We are sorry that Reviewer 1 found the paper unclear. The third paragraph of the introduction is intended to outline the overall goal, which we expand on in more detail at the start of section 3. The intent was for section 2 to convey background material and related work, with the novel procedure for learning proposal distributions described in section 3. We can revise to clarify the contribution.


[Reviewer 2]

> Specifically to me the most important questions in this line of work is how good are prior simulations for a realization of data in high dimensions. It seems like learning the posterior for all data by simulating from the prior is harder than learning the posterior for just the observed data.


It is true this approach attempts to learn the *entire* posterior, and so will be most efficient when samples from the generative model yield plausible synthetic data. Otherwise, some effort will be wasted in learning to approximate posteriors conditioned on values which do not correspond to *any* dataset we may one day encounter.

However, to some extent that is a complementary problem of model selection, rather than inference. One interesting approach given a decent supply of representative training data, and a very broad potential model family, could be to use the training data to fit model hyperparameters in an “empirical Bayes” sense. This could be combined with our approach to amortizing inference over the remaining latent variables.


> I am not sure about the claim KL is intrinsically good; more detail is needed. What about …

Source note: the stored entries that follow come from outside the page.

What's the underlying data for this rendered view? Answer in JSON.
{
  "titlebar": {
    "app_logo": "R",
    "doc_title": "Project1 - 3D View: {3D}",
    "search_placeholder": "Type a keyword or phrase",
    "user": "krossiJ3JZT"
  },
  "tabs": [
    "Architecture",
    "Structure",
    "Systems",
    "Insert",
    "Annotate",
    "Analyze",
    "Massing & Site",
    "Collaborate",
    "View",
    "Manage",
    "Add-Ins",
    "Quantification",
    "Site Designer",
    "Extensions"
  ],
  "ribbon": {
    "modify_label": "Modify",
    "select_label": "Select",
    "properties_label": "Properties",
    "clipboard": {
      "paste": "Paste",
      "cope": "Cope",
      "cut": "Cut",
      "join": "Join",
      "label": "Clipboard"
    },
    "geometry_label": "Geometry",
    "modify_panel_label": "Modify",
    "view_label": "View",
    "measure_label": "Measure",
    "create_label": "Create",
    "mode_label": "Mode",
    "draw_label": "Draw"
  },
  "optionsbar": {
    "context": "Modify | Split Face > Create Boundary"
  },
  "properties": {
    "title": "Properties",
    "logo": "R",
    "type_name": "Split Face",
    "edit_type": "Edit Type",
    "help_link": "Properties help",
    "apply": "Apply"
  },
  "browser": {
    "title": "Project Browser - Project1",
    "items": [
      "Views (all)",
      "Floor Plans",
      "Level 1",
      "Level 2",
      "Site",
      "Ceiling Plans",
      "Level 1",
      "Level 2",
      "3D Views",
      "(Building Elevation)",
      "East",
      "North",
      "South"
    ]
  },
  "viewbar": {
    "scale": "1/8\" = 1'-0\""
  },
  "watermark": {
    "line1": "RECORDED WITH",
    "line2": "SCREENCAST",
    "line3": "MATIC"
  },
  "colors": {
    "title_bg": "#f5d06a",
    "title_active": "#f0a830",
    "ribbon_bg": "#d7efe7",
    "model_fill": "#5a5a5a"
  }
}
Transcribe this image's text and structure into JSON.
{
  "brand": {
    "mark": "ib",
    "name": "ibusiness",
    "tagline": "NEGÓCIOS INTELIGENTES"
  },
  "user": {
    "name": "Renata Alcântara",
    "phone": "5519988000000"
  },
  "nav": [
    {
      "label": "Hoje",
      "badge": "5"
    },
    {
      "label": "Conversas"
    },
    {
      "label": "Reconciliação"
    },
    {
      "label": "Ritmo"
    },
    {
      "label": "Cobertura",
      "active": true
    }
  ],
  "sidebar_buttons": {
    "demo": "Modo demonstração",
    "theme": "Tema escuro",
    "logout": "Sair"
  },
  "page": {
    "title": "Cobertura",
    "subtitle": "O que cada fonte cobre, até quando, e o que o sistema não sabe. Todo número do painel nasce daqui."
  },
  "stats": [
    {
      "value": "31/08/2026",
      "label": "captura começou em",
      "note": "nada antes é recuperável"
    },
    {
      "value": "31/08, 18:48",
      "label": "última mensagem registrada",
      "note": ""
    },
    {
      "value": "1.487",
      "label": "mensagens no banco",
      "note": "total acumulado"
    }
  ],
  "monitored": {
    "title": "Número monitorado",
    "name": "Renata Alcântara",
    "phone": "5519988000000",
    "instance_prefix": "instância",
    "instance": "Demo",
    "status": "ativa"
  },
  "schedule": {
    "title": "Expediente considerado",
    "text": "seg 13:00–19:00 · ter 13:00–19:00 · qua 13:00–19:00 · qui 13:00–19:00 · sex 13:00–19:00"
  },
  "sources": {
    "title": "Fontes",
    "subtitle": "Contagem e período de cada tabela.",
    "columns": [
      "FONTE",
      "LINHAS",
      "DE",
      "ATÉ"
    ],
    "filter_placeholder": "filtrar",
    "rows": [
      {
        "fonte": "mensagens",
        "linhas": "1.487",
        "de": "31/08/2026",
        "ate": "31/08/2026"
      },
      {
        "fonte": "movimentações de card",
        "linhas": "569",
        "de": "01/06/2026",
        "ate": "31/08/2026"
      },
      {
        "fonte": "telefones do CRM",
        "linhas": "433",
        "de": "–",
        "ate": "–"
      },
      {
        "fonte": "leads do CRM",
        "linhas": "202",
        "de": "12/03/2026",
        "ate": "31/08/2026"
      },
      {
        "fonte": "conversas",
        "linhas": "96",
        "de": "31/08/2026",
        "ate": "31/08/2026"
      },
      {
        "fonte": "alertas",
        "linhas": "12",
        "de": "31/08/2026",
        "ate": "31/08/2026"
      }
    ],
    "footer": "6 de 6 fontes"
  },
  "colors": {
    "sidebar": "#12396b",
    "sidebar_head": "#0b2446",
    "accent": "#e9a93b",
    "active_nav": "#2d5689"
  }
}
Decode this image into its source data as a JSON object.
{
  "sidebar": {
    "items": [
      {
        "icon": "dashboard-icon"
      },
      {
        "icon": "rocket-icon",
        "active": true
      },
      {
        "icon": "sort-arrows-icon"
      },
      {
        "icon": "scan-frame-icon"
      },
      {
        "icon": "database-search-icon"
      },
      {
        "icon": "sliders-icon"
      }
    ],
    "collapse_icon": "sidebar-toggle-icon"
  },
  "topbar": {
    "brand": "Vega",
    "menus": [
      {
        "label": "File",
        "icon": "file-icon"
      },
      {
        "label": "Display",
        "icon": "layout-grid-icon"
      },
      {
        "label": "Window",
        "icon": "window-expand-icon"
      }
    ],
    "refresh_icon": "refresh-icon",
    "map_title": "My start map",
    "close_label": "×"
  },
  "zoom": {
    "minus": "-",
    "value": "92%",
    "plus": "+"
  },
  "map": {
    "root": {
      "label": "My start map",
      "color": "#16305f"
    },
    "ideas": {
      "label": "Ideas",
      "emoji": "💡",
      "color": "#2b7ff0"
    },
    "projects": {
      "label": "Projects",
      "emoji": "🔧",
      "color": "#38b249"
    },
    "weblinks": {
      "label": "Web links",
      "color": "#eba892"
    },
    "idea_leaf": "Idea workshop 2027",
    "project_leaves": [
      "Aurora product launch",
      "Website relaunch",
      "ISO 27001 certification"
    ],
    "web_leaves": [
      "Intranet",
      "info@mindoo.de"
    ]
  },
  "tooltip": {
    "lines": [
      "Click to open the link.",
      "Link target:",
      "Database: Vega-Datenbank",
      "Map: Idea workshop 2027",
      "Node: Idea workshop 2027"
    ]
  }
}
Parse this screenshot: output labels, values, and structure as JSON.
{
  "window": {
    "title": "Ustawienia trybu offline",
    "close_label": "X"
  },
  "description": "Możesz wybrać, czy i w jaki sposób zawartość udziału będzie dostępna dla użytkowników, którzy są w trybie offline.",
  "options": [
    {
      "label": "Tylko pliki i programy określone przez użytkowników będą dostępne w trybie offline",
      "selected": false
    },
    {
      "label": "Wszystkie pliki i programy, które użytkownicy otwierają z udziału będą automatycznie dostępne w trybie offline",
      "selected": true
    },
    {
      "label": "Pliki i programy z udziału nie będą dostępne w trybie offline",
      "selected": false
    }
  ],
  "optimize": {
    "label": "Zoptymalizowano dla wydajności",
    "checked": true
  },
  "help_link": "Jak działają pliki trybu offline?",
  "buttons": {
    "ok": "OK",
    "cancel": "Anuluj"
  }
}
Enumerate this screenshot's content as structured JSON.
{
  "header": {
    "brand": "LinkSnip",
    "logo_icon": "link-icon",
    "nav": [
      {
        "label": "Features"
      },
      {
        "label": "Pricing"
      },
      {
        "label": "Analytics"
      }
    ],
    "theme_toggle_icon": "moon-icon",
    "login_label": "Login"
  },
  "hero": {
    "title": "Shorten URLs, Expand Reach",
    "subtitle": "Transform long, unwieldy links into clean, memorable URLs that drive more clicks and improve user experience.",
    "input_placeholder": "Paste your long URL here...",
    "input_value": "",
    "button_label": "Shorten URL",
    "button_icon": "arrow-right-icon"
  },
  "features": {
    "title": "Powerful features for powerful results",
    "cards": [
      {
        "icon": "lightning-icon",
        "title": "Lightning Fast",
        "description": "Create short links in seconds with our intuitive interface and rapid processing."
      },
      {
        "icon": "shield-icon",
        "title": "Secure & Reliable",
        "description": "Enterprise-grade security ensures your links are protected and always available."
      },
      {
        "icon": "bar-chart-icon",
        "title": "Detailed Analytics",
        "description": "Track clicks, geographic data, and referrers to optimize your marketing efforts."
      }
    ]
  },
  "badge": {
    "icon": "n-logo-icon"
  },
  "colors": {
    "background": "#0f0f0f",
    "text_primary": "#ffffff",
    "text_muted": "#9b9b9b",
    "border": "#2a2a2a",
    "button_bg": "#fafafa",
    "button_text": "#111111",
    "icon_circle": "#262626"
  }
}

This is an interesting suggestion! Motivated by adaptive importance sampling, then either this direction KL (or the Chi-squared distance) are the natural / standard choices of objective functions. However, it is certainly worth thinking about whether other options may perform better.


[Reviewer 3]

> This paper was enjoyable to read!

Thanks!


> How important is the inverse model factorization for each of the model used?

One thing we’d like to point out is that this inverse factorization can actually lead to a simpler learning task, than if we were to assume (say) the posterior fully factorizes when conditioned on the data. In the hierarchical Poisson model, for example, the latent global parameters {α, β} depend on the data only through the local latent variables θ, which have lower dimension than the full set of observed data.

This is in addition to taking advantage of the factorization across the local latent variables to re-use a single learned “local” inverse for q(θ_n|y_n,t_n).